Isidro Bento

Não, obviamente, não vamos ficar todos bem

1 Jun 2020

Não, obviamente, não vamos ficar todos bem

by | 1 Jun 2020

Desde que a pandemia por COVID-19 chegou a Portugal e como bons seguidores de modas, importámos a célebre e motivadora frase “Vai ficar tudo bem”. O lema é simples, motiva, e vem acompanhado de um arco-íris catita, uma ótima desculpa para colocarmos as criancinhas a desenhar e a pintar e depois a colocar a sua obra de arte à janela da sala, do quarto ou à porta de casa, um verdadeiro dois ou três em um.
A adesão à frase que se tornou “viral” não tem, em si, nada de mal. Nós próprios aqui em O Portomosense também, a seu tempo, a usámos enquanto elemento motivador. De facto, é importante, nos momentos difíceis e de grande incerteza as pessoas terem algo a que se agarrar, alguma coisa que lhes dê esperança, força e ânimo e quanto a isso, nada a dizer, o “Vai ficar tudo bem” cumpria e cumpre esse papel na perfeição. O pior é acreditarmos piamente numa frase motivadora, quando toda a nossa experiência anterior nos diz que isso não será bem assim e os nossos olhos e ouvidos o vão confirmando no dia-a-dia.
Não, não vai ficar tudo bem.
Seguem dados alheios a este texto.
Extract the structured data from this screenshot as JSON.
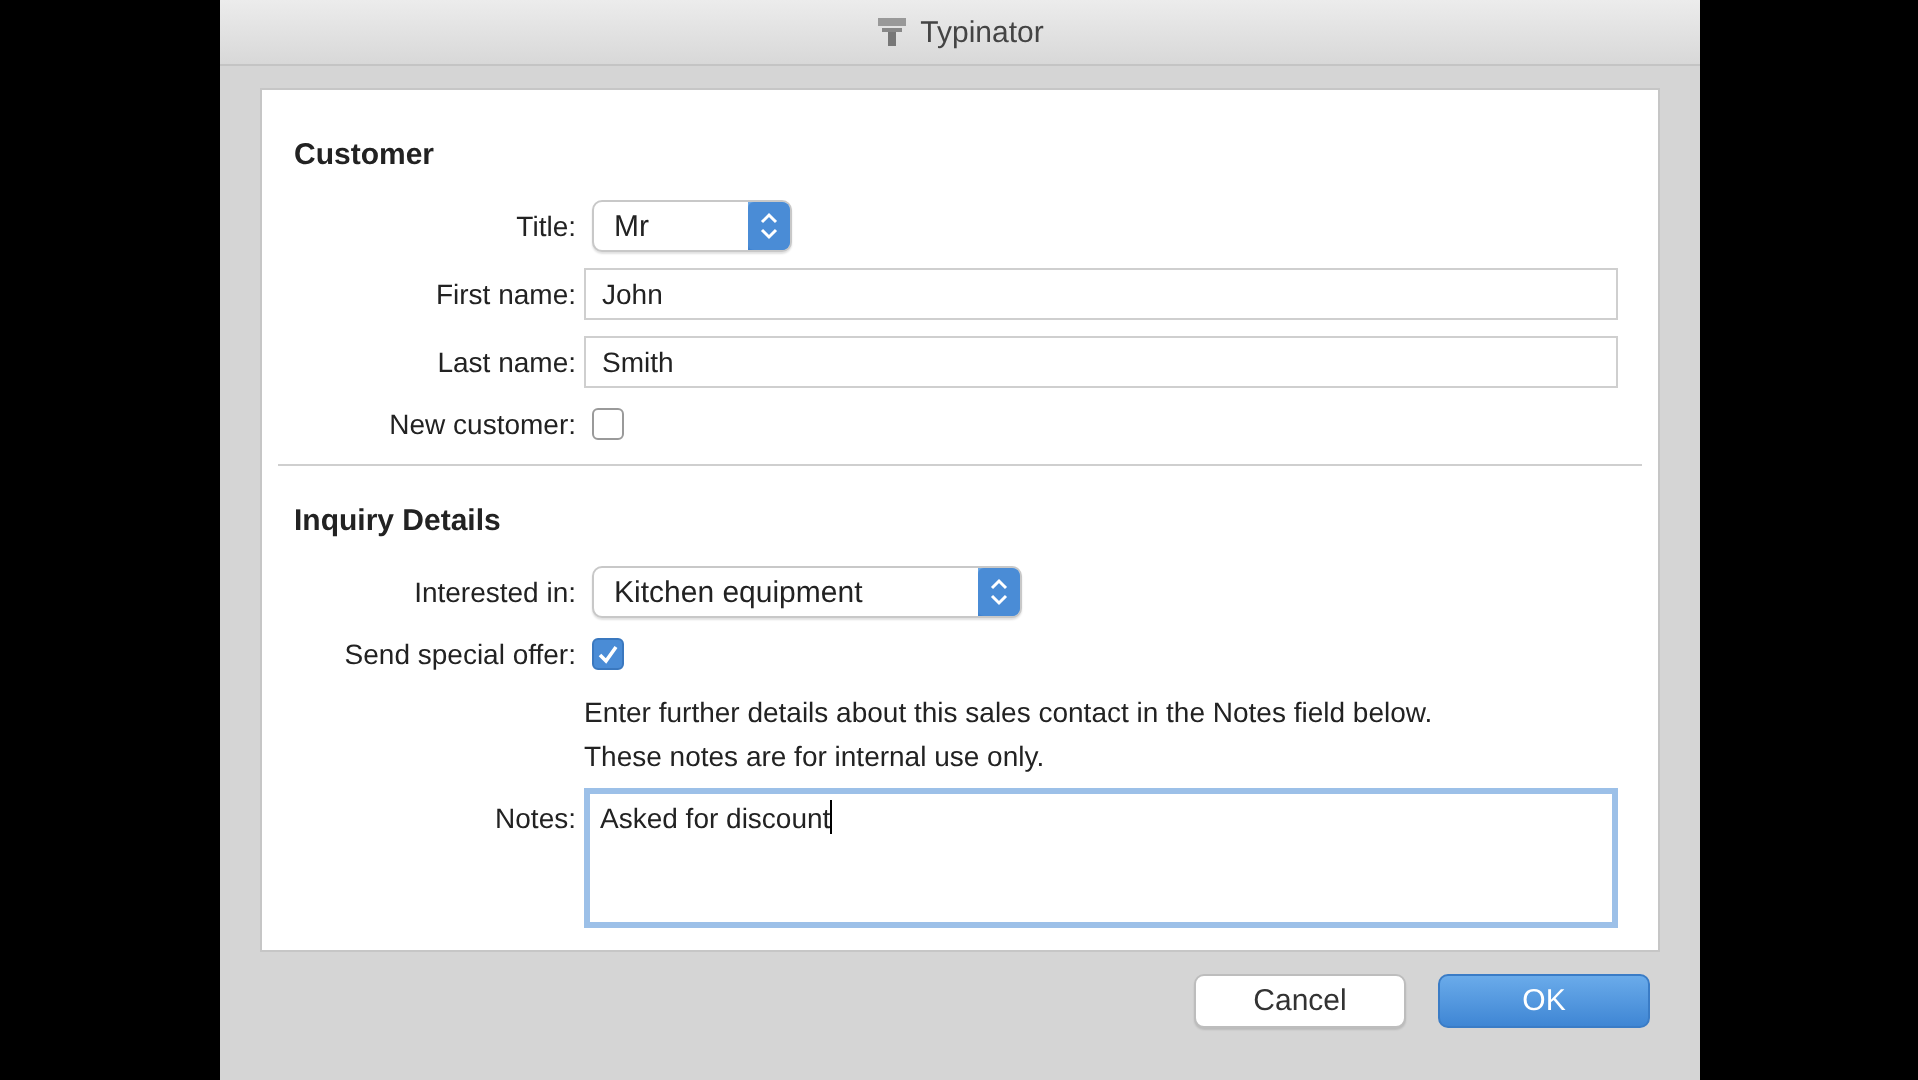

Se o atual cenário se mantiver, ficaremos bem melhor que aquilo que estaríamos se as previsões mais negras para Portugal se tivessem confirmado, mas longe de uma situação que se possa dizer que estamos ou ficámos bem. Nesta guerra contra um inimigo invisível já perdemos muita gente, demasiada gente, apesar de até aí, em teoria, podermos estar muito pior. A perda de uma vida humana é sempre de lamentar e pouco me interessa que alguns venham dizer que se morre mais de uma vulgar gripe. As estatísticas até, eventualmente, o poderão indicar, mas curiosamente, já ouvi dizer que este e aquele morreram disto e daquilo mas de gripe, como elemento principal, confesso que não tenho memória… São realidades que, pelo que temos visto noutros pontos do globo, mesmo em países do primeiríssimo mundo, não são comparáveis a não ser na perspetiva meramente estatística.
Mas não perdemos só, e para já, mais de 1300 pessoas. Essa é a perda mais dolorosa, aquela que mais nos choca, mas depois há outras, a uma dimensão diferente, mas às quais é importante não virarmos a cara. Temos já muita gente que perdeu o emprego ou vive em situação inesperadamente precária. Pessoas de carne e osso, como nós, nossos vizinhos, até aqui com um nível de vida típico da classe média mas que um vírus e, nalguns casos, um vírus que parece ter dado “jeito” a alguns empregadores (quero acreditar que, mesmo assim, uma minoria) atirou para uma situação muito difícil, obrigando, inclusive, algumas, a ter de recorrer à caridade alheia para poder continuar a cumprir compromissos, ou, o que é mais chocante, para que a fome não lhe bata à porta. Os efeitos do confinamento social em termos da saúde mental/emocional, nomeadamente junto dos idosos, ainda estão por apurar mas serão também, naturalmente, nefastos.
Em suma, se formos a pensar bem, facilmente concluímos que o “Vamos ficar bem” motiva, dá alento, mas a realidade do dia-a-dia é mais complexa e, por isso, devemos olhar o futuro próximo com esperança mas sem tapar o sol com uma peneira. Não, não vamos ficar todos bem!
Outro mito muito em voga mas para o qual parece que já alguns começaram a acordar é o de que vamos sair disto diferentes e melhores… Puro engano! Para isso acontecer o confinamento e este viver num mundo ao contrário teria de ser muito mais prolongado no tempo. Não se muda a essência de uma pessoa, muito menos de uma sociedade, em escassos meses ou mesmo num ano.